Ward 9 Councillor Pat Saito said she supported a reduction in the size of gatherings, but did not expect a move back to Stage 2. Instead, it is likely there will be “some minor adjustments,” she said. 

The balance is dizzying. 

For one, renewed closures could damage the city’s still struggling businesses irreversibly. However, a shutdown in Brampton and not Mississauga may precipitate a stream of transmission to the south of Steeles Avenue, as Bramptonians look to replace the recreational facilities and eateries suddenly shut in their city. 

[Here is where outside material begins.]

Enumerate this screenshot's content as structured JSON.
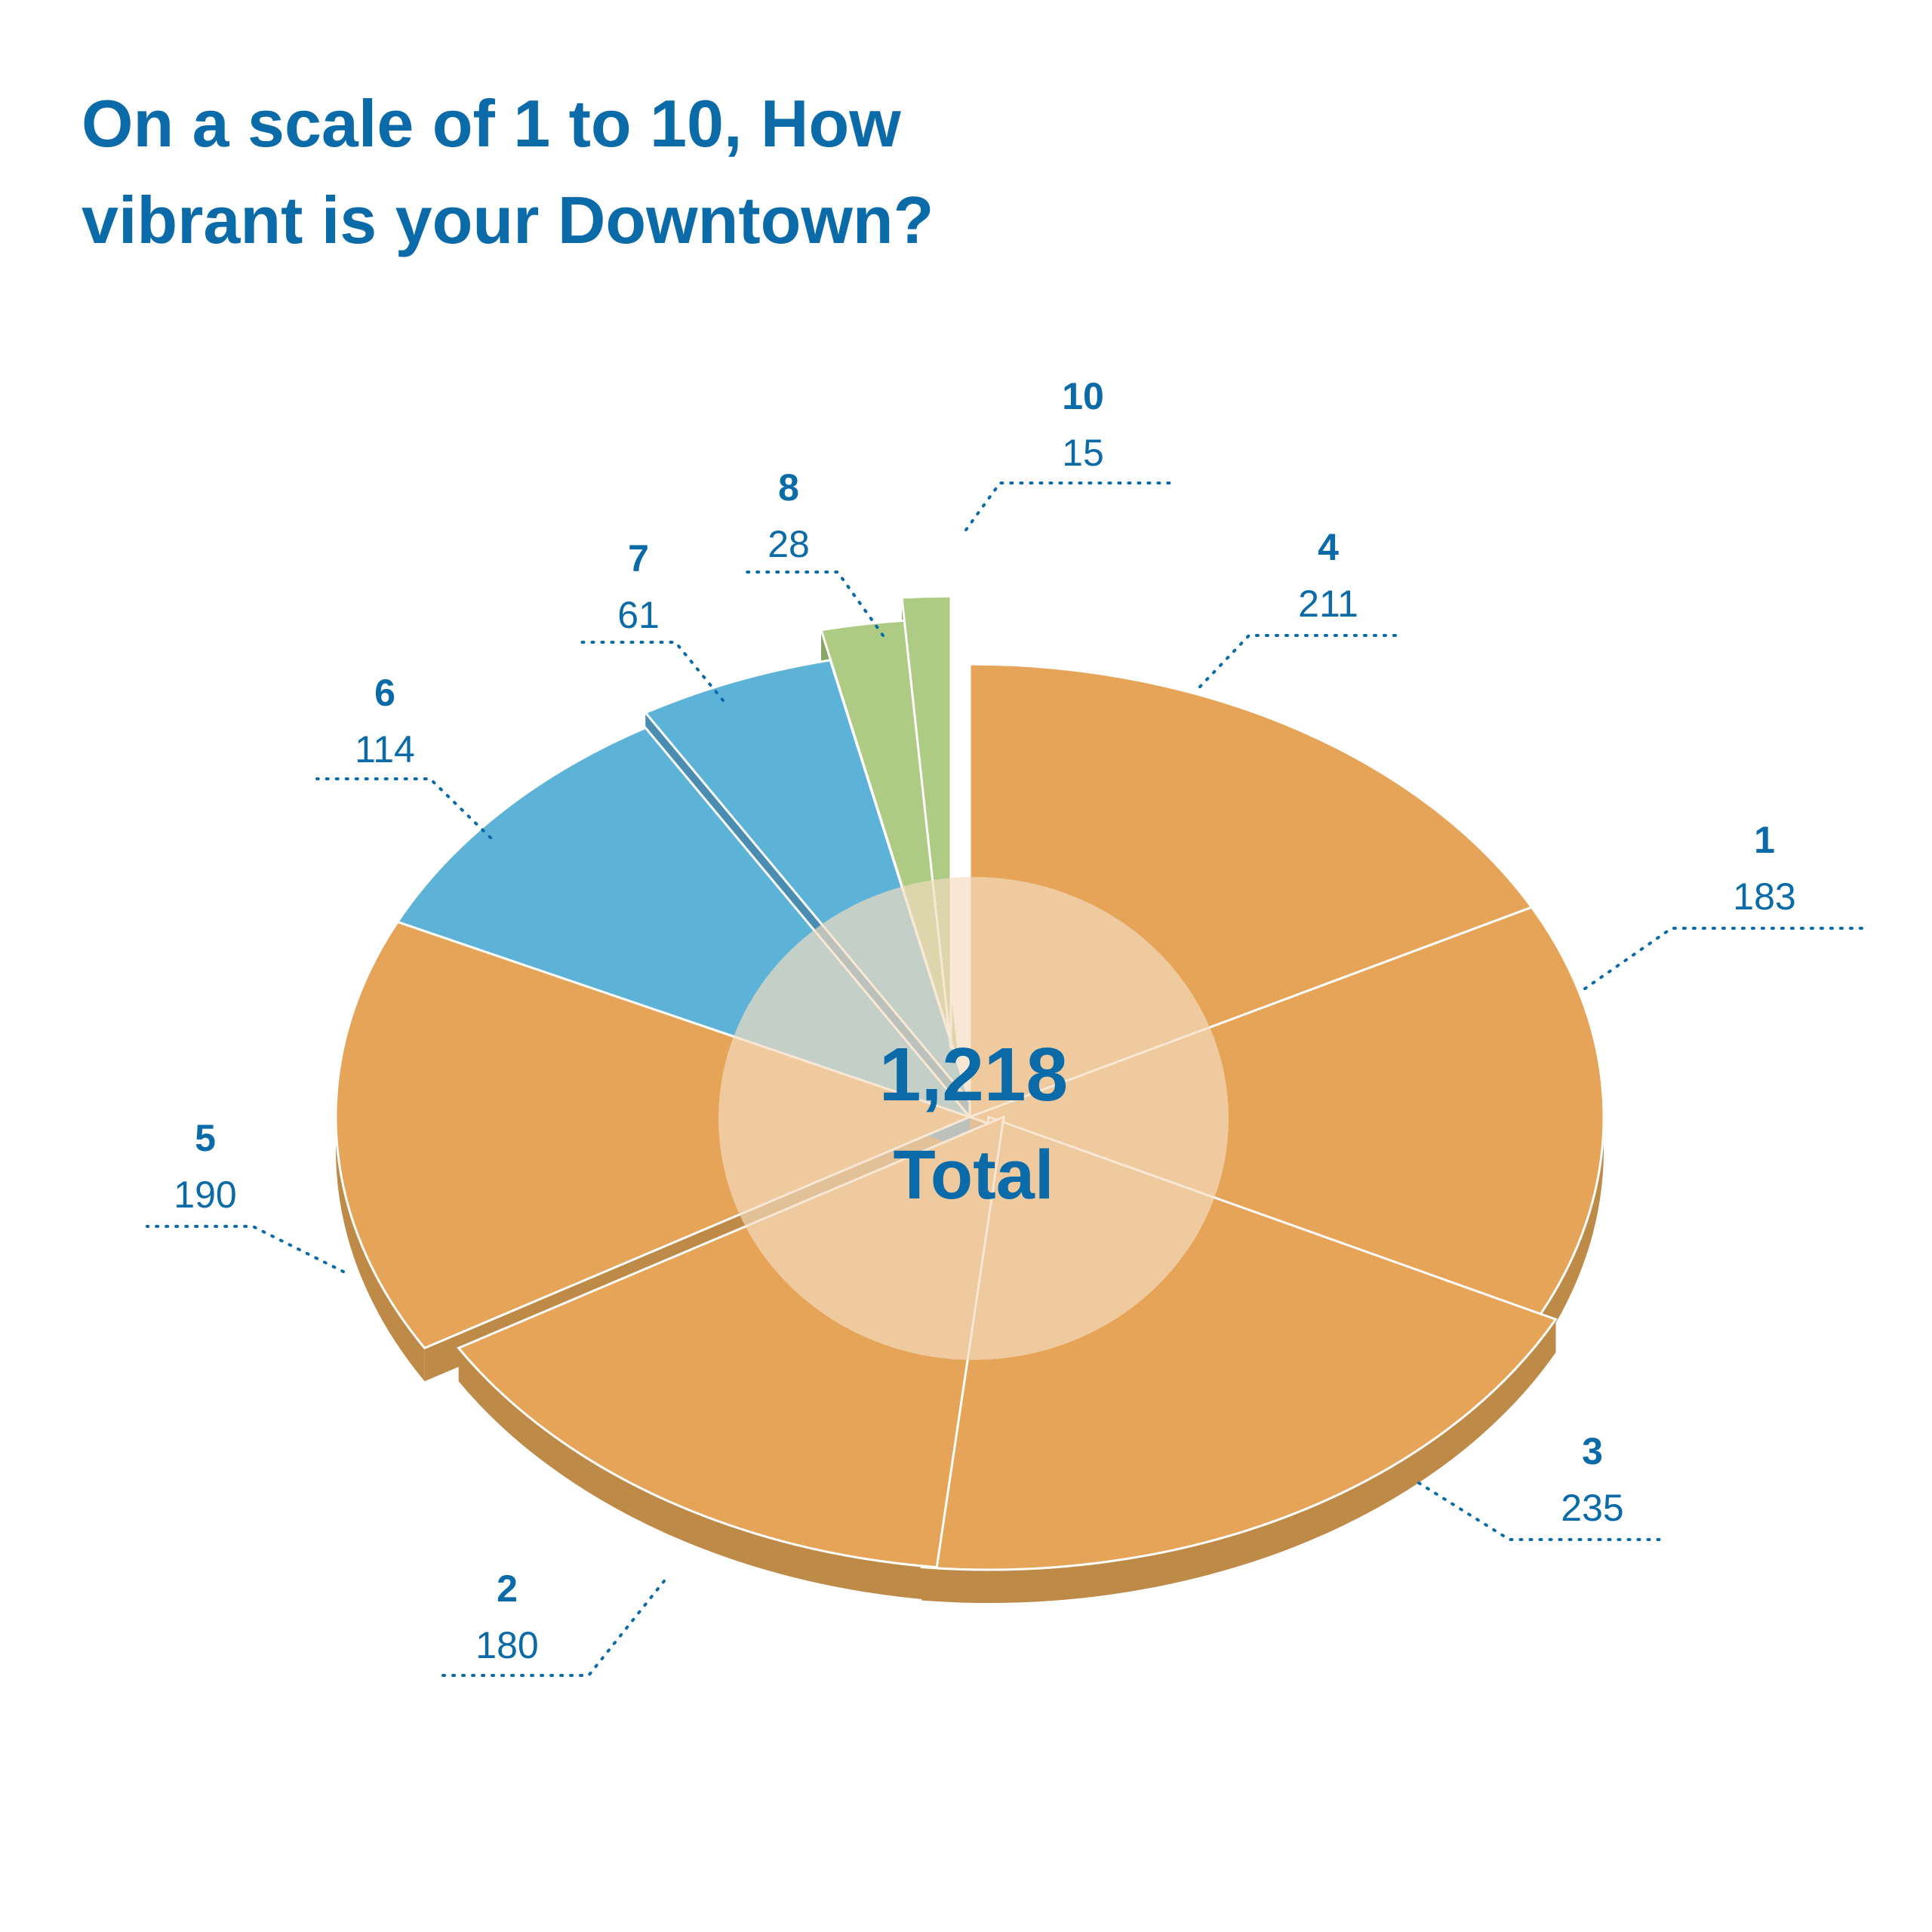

Responding to a question from The Pointer last week, Mayor Bonnie Crombie drew on the precedent set by Windsor-Essex, saying it was possible to split a region if necessary. In a follow-up Tuesday, she would not be drawn on whether or not Mississauga should be dealt with separately from Brampton. 

“I remain hopeful that this [measures to reduce the spread] would not mean Peel moving back to Stage 2 instead, targeted actions to curb the root concern — large social gatherings. Personal responsibility and saying ‘no’ to large parties and crowd scenes is more important now than ever,” she said in an email. 

Crombie again conjured Mississauga’s superior viral picture and the progress her city had made in its fight against COVID-19, but did not explicitly call for a separation. 

Any return to Stage 2, would reduce gatherings, close indoors restaurants and shutter gyms. Patios would be the only dining space and outdoor fitness classes could return, all as colder weather begins to creep in.

“It’s a tough decision because businesses, people, everybody suffers if we go back to Stage 2 and we know the results of that,” Ward 6 Councillor Ron Starr said. “I don’t think it should be strictly a political decision saying the numbers are there so we should split off. I think it’s a team effort, we do this as a team and we rely on the people who know what the numbers are,” he added, referring to Peel Public Health.

Even if Mississauga is allowed to keep doors open and its customers inside, the perception of neighbouring Brampton among the public is still chipping away at local businesses. 

“As those cases go up, my members are watching those numbers too,” Gallagher added. “Some of them are pulling back as their own decision … [because we are] not too far off from Brampton.”